Pareceu passar pouco tempo até Radagon levantar-se e erguer uma sobrancelha inquisitiva para mim. Fiz-lhe um sinal afirmativo e peguei o estojo do alaúde. Ele me pareceu terrivelmente surrado.
Subimos a escada.
Assim que pisei no palco, o salão baixou a voz para um murmúrio. Ao mesmo tempo, meu nervosismo me abandonou, consumido pela atenção da plateia. Comigo sempre tinha sido assim.
Fora do palco, eu me preocupava e transpirava.
No palco, ficava calmo como uma noite hibernal sem vento.
Radagon pediu que todos me considerassem um candidato à gaita-de-foles. Suas palavras surtiram um efeito tranquilizador, ritualístico. Quando ele fez sinal para mim, não houve aplausos familiares, apenas um silêncio expectante.
Num lampejo, vi-me como o público devia estar me vendo. Não finamente trajado como os outros; na verdade, apenas a um passo dos andrajos. Jovem, quase um menino. Senti sua curiosidade aproximá-los mais de mim.
Deixei-a crescer, demorando a abrir meu estojo surrado de segunda mão e a pegar meu alaúde surrado de segunda mão. Senti a atenção do público aguçar-se ante a aparência caseira que ele tinha.
Toquei baixinho alguns acordes, depois mexi nas cravelhas, afinando muito de leve o instrumento.
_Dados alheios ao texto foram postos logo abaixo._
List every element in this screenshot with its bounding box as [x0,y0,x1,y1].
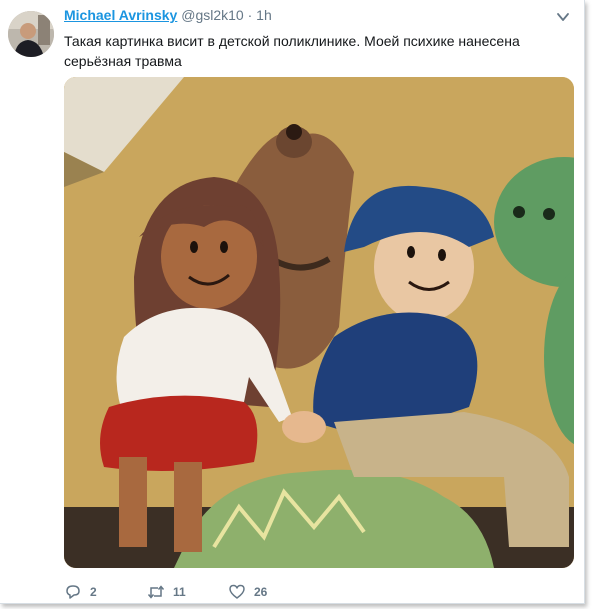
chevron-down-icon[interactable] [556,10,570,24]
author-handle[interactable]: @gsl2k10 [181,7,243,23]
like-action[interactable]: 26 [228,583,267,601]
tweet-card[interactable]: Michael Avrinsky @gsl2k10 · 1h Такая кар… [0,0,585,604]
retweet-count: 11 [173,585,186,599]
tweet-timestamp[interactable]: 1h [256,7,272,23]
tweet-header: Michael Avrinsky @gsl2k10 · 1h [64,7,272,23]
reply-icon[interactable] [64,583,82,601]
heart-icon[interactable] [228,583,246,601]
tweet-media-image[interactable] [64,77,574,568]
like-count: 26 [254,585,268,599]
author-name[interactable]: Michael Avrinsky [64,7,177,23]
avatar[interactable] [8,11,54,57]
retweet-icon[interactable] [147,583,165,601]
tweet-text: Такая картинка висит в детской поликлини… [64,33,520,69]
reply-action[interactable]: 2 [64,583,97,601]
retweet-action[interactable]: 11 [147,583,186,601]
reply-count: 2 [90,585,97,599]
separator-dot: · [247,7,253,23]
Dedilhei mais alguns acordes suaves, testando-os, escutei e meneei a cabeça.
As luzes que iluminavam o palco deixavam o resto do salão na penumbra, do lugar em que eu estava. Ao erguer a cabeça, vi o que me pareceram ser milhares de olhos. Leif e Alastor. Radagon junto ao bar. Droch parado à porta. Senti um vago bolo no estômago ao notar Drazno me observando com toda a ameaça de um carvão em brasa.
Desviei o olhar de seu rosto e observei um homem barbudo de vermelho, o conde Augus, um casal idoso de mãos dadas, uma jovem encantadora de olhos negros...
Meu público.
Sorri para ele. O sorriso o aproximou ainda mais de mim, e comecei a cantar:
"Silêncio! Atentai! Pois, inda que muito ouvisseis,
Por canção tão doce em vão terás de esperar,
Como a Ullien mesmo coube outrora aguardar:
Obra-prima de um mestre de lidas difíceis
Sobre Silver e Aloise, que ele viria a desposar"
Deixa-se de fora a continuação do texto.